The news shocked me, but not my father who lives in Miami. I can understand it because I know what my father was and has been: there is nothing more shocking and heartbreaking for him than having to leave for Miami. If tomorrow Juan Torena ends up in Kendall, it won’t be a surprise for my father in comparison with the fact that he is already there.
It is interesting. We are not surprised that an active baseball player migrates, but it certainly is a surprise in the case of a former Cuban sports glory. Just when we were starting to get used to the idea of sacrificing the present, we must learn to let go of the past. Perhaps all this, our sadness, our astonishment, our uncertainty, are nothing but the result of a mistake. Honest expressions harvested in the wrong field: that of the nation as a physical redoubt. I would rather suggest we may start making amendments from the roots.

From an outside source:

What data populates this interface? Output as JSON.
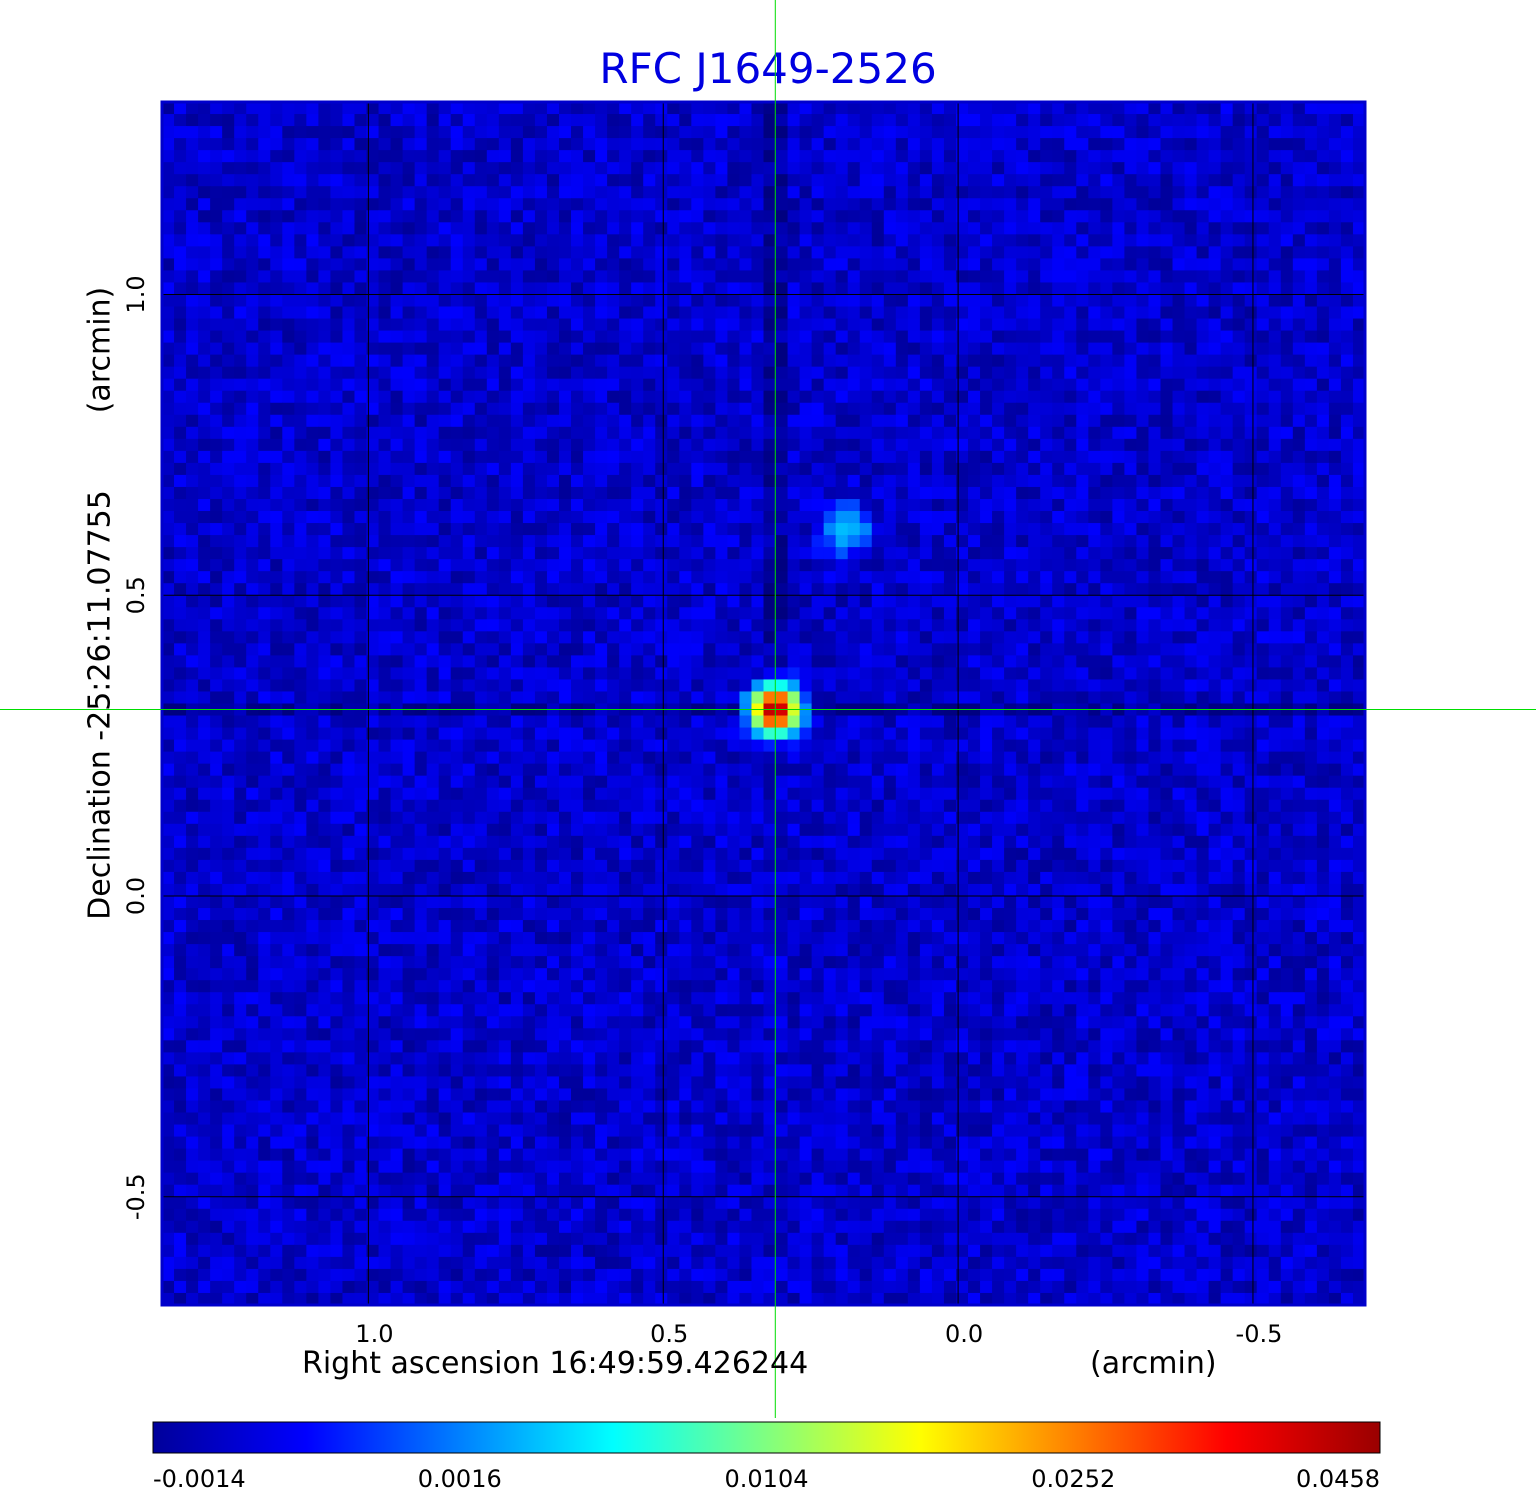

The fact that we think that with Pacheco living abroad we lose something doesn’t mean we have actually lost it. The question is less selfish: why the best second base player of the National Series had to migrate to the United States, when what he represents only makes sense in Cuba? What led him to leave his country, considering he didn’t left when he was at the peak of his career? Ironically, no one will ever be able to claim he did it for money. It is rather a salvation act than the search for wealth.
He and Vera are absolute referents of my childhood. I close my eyes and I still see him running. I was 12 or 13 years old when he retired and about 10 when he hit a homerun off Lazo. If no one confirms it, I could think that incredibly cinematographic homerun was never true. My regards then to Antonio Pacheco, captain of Cuba; my regards to my father, captain of Cuba; warm regards to my close friends, captains of Cuba. Don’t get distracted or excited. It seems we are going to extrainnings.